The department’s honors program gives our seniors the opportunity to conduct intense and independent work in English literature and language. The program begins in the fall semester with an Honors Seminar, in which all honors students are required to enroll.
In the spring semester, each student completes an honors thesis on a topic of their own choosing. The thesis is ordinarily an extended scholarly or critical essay, but majors in creative writing can submit extended work in prose or poetry as their thesis.
While the fall seminar is intended to prepare and focus students for the in-depth work of writing an honors thesis, the possible topics for theses need in no way be bound to the seminar topic.
All junior English majors are invited to apply.

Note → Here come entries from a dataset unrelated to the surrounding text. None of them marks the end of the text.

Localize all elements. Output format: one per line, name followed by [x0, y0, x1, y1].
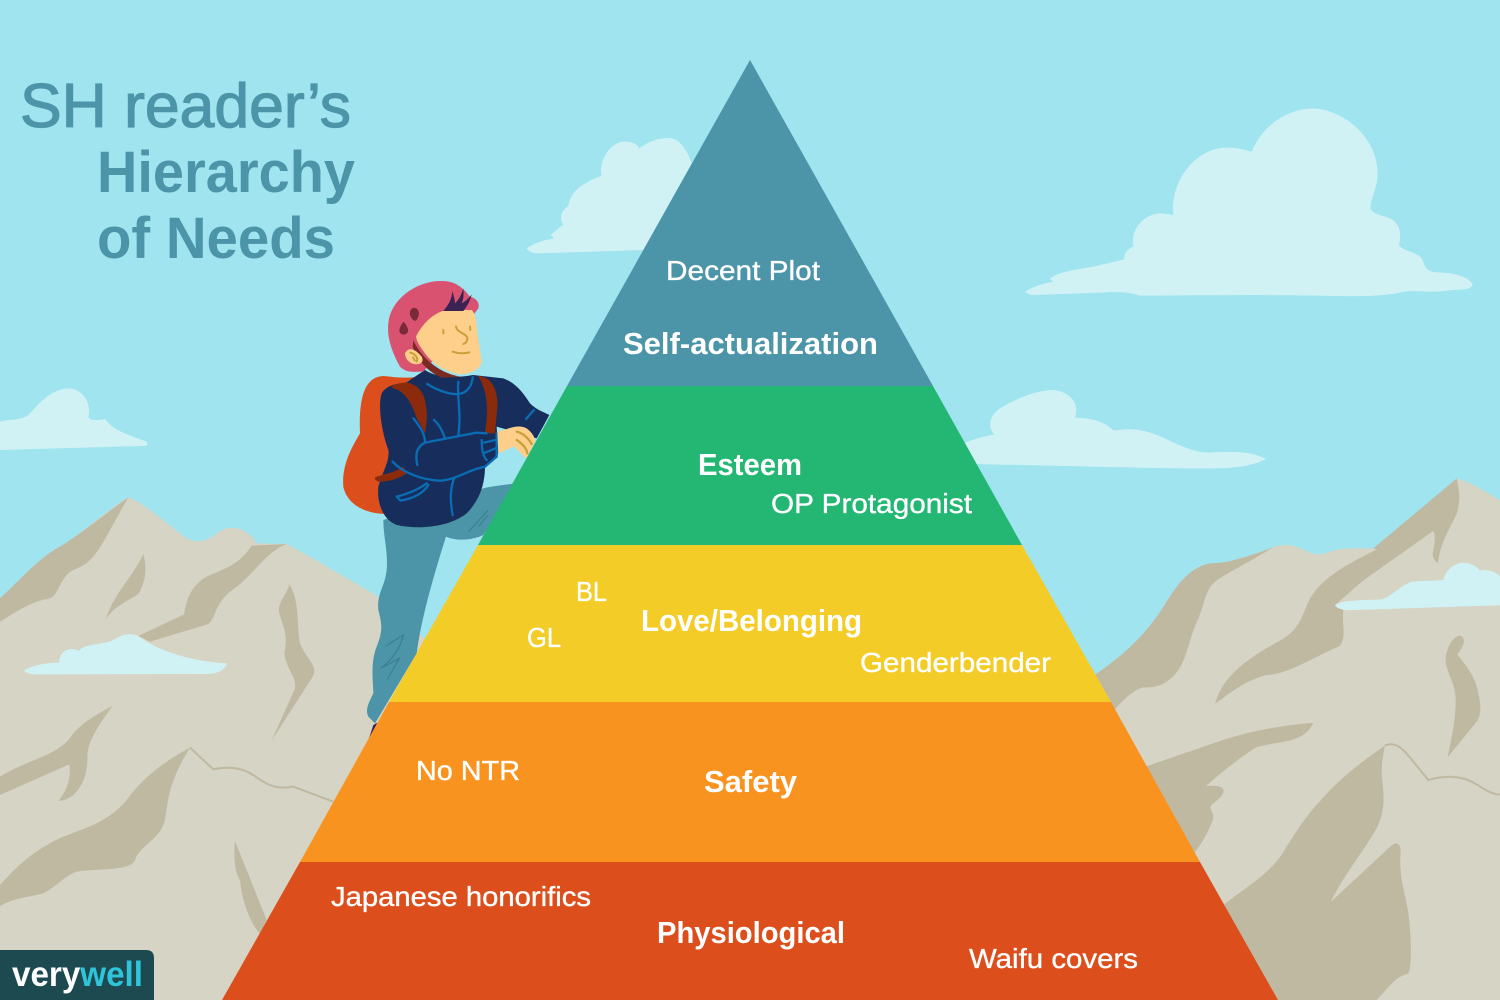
labels: safety: Safety [704, 764, 798, 799]
labels: esteem: Esteem [698, 447, 802, 482]
backpack straps [375, 376, 498, 482]
climber illustration [343, 281, 549, 739]
legs [367, 483, 517, 723]
cloud: behind pyramid top [527, 138, 692, 253]
labels: physiological: Japanese honorifics [331, 881, 591, 912]
logo: verywell: verywell [12, 955, 143, 994]
logo: verywell [0, 950, 154, 1000]
labels: physiological: Waifu covers [969, 943, 1138, 974]
labels: esteem: OP Protagonist [771, 488, 972, 519]
labels: love/belonging: BL [576, 576, 607, 607]
title: Hierarchy [97, 140, 355, 205]
right mountains [1000, 478, 1500, 1000]
leg scribbles [381, 510, 488, 679]
cloud: far left [0, 388, 147, 450]
helmet strap [413, 340, 462, 378]
jacket lines [393, 377, 534, 515]
labels: physiological [331, 881, 1138, 974]
labels: esteem [698, 447, 972, 519]
tier: physiological [222, 862, 1278, 1000]
labels: love/belonging: Love/Belonging [641, 603, 862, 638]
title [20, 72, 355, 271]
helmet [388, 281, 479, 372]
labels: self-actualization: Self-actualization [623, 326, 878, 361]
backpack [343, 373, 427, 514]
cloud: right of pyramid [960, 390, 1266, 468]
tier: esteem [478, 386, 1022, 545]
facial features [443, 327, 470, 353]
labels: safety [416, 755, 798, 799]
jacket [378, 370, 549, 527]
labels: safety: No NTR [416, 755, 520, 786]
labels: love/belonging: Genderbender [860, 647, 1051, 678]
labels: self-actualization: Decent Plot [666, 255, 820, 286]
cloud: upper right [1025, 108, 1473, 296]
tier: love/belonging [389, 545, 1111, 702]
hand [497, 427, 535, 458]
face [416, 310, 482, 374]
title: of Needs [97, 206, 335, 271]
hair [443, 288, 472, 311]
title: SH reader’s [20, 72, 351, 141]
labels: love/belonging: GL [527, 622, 561, 653]
left mountains [0, 497, 433, 1000]
labels: love/belonging [527, 576, 1051, 678]
ear [405, 349, 423, 364]
shoe [369, 723, 377, 739]
pyramid [222, 60, 1278, 1000]
tier: safety [300, 702, 1200, 862]
tier: self-actualization [567, 60, 933, 386]
labels: physiological: Physiological [657, 915, 845, 950]
labels: self-actualization [623, 255, 878, 361]
helmet vents [399, 308, 419, 335]
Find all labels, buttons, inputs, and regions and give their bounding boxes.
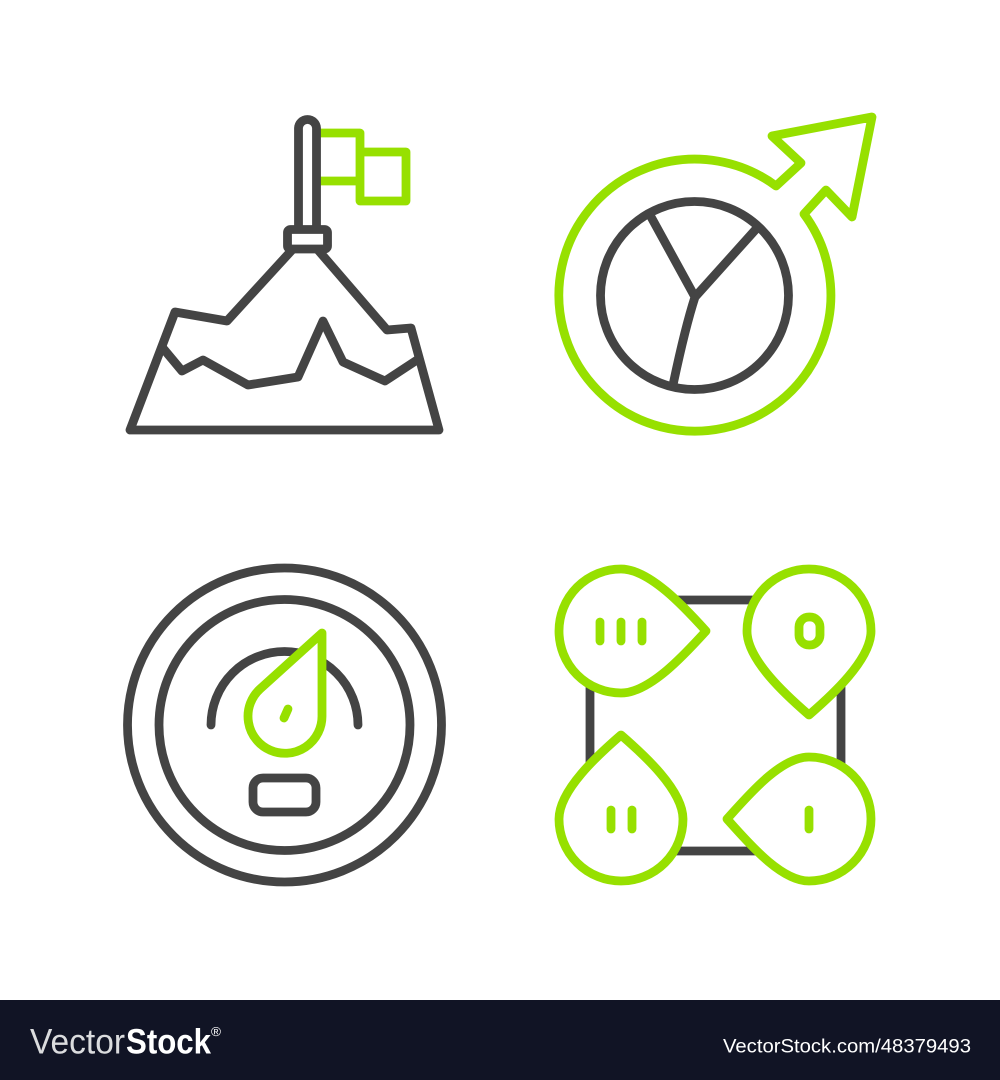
logo: VectorStock: Vector — [30, 1022, 125, 1062]
male symbol ring and arrow — [559, 117, 872, 431]
pie chart — [600, 202, 788, 390]
flag pole — [298, 120, 316, 229]
flag — [320, 133, 406, 201]
outer ring — [128, 568, 442, 882]
image id: VectorStock.com/48379493 — [723, 1036, 971, 1058]
icon: mountain with flag — [130, 120, 439, 430]
gauge scale arc — [211, 652, 358, 725]
logo: VectorStock: Stock — [126, 1022, 211, 1062]
logo: VectorStock: ® — [211, 1024, 221, 1039]
pin 0 — [747, 569, 871, 715]
mountain outline — [130, 250, 439, 430]
logo: VectorStock — [30, 1022, 221, 1062]
pin II — [559, 735, 683, 881]
icon: gauge — [128, 568, 442, 882]
icon: square with four numbered pins — [559, 569, 871, 881]
snow line — [162, 321, 417, 385]
footer bar — [0, 1000, 1000, 1080]
icon: male symbol with pie chart — [559, 117, 872, 431]
readout box — [253, 778, 316, 812]
pole base — [288, 230, 328, 249]
pin III — [559, 569, 706, 693]
square — [590, 600, 841, 851]
inner ring — [159, 600, 410, 850]
pin I — [727, 757, 871, 881]
needle mark — [284, 709, 288, 718]
green needle drop — [248, 633, 322, 753]
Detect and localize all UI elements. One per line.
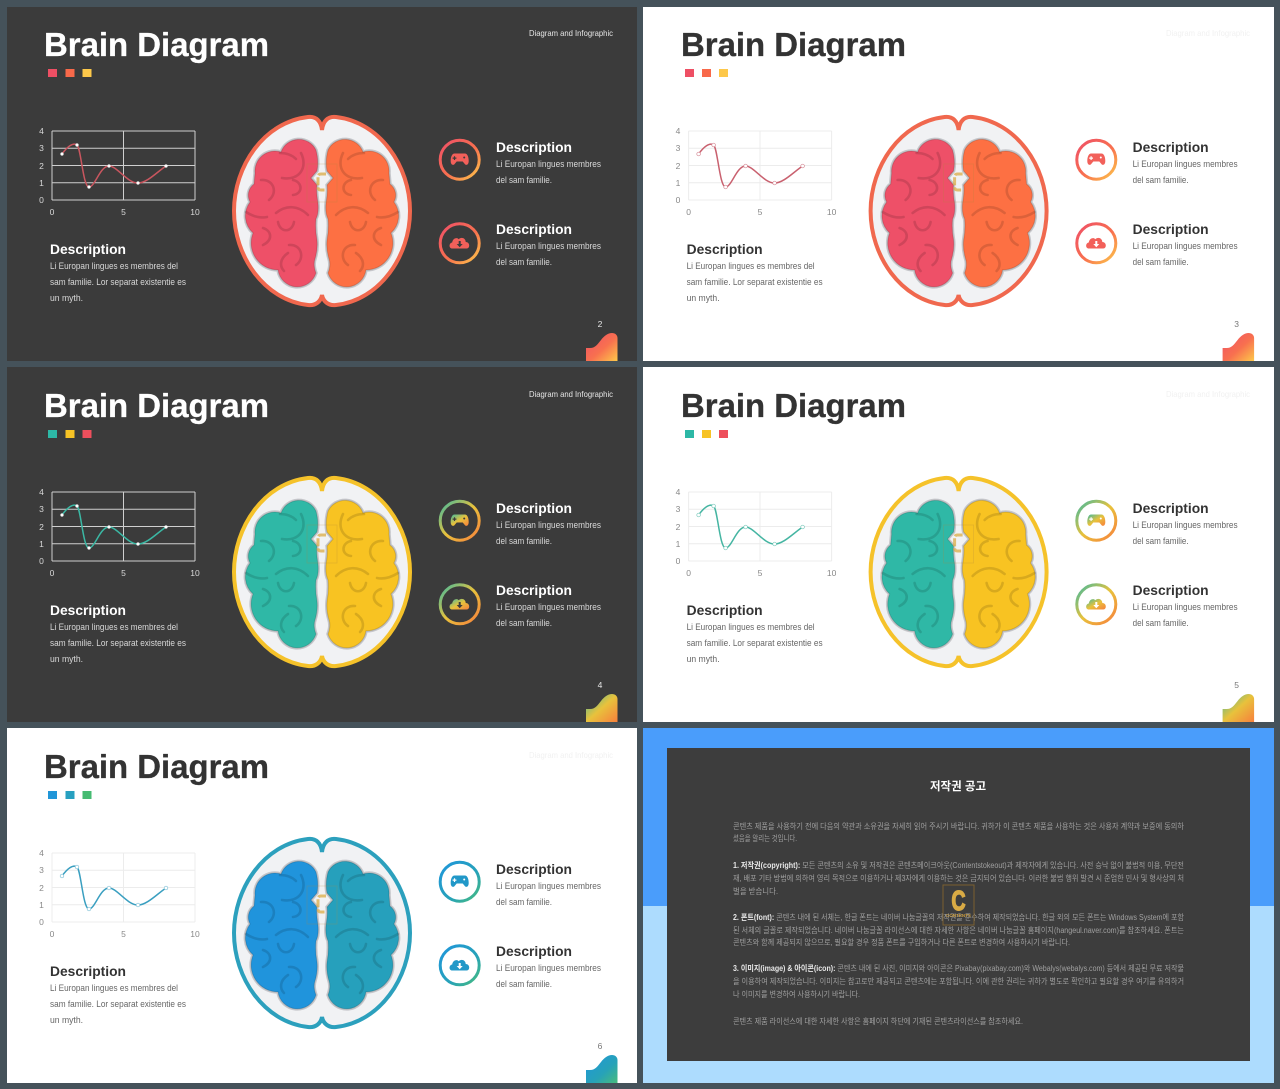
slide 3 description bottom: del sam familie. [496, 618, 552, 629]
gold logo watermark: CONTENTS [946, 913, 971, 918]
slide 1 panel [7, 7, 637, 361]
slide 4 description bottom: Description [1133, 582, 1209, 598]
slide 3 description top [496, 500, 601, 547]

Fall 2018 Honors Seminar (ENG 396)
Shakespeare and Modernity
Professor Kenneth Gross
Part of the urgency of Shakespeare lies in how his writing inspires later creative work. My aim in the seminar is to read a group of Shakespeare’s plays in tandem with some major works of modern literature that respond to those plays, re-interpreting and transforming them, even subjecting them to violent parody. These are works that make the original plays into something new. I want to map the distance between Shakespeare and his modern inheritors, but also make clear what they deeply share, including aspects of Shakespeare’s work that anticipate crucial elements of modern literature, its playfulness, irony, and surreality, its range of linguistic invention and its starkness of psychological and moral questioning. The list of paired texts we’ll read includes Hamlet and Tom Stoppard’s Rosencrantz and Guildenstern are Dead, King Lear and Samuel Beckett’s Endgame, A Midsummer Night’s Dream and August Strindberg’s Dream Play, The Tempest and W. H. Auden’s The Sea and the Mirror, and Macbeth and Alfred Jarry’s satirical King Ubu. We’ll also be looking at T. S. Eliot’s The Waste Land, a modern poem which offers a vast echo chamber of a whole array of Shakespeare plays (including The Tempest, Hamlet, King Lear, and Antony and Cleopatra), as well as Eliot’s “Coriolan,” his response to Shakespeare’s Coriolanus. Other possible works are Luigi Pirandello’s Henry IV (a Hamlet-like play, with a madman playing at being a king) and Virginia Woolf’s Mrs. Dalloway, which is full of echoes of Shakespeare’s Cymbeline and other romances. We may also look at some modern cinematic transformations of Shakespeare plays, such as Akira Kurosowa’s Throne of Blood (based on Macbeth) and Ingmar Bergman’s The Smiles of a Summer’s Night (a film full of echoes of A Midsummer Night’s Dream). Students will be encouraged to pursue their own lines of research into Shakespeare’s modern inheritors and adaptors. The seminar can count for either by the pre- or post-1800 requirement in the major.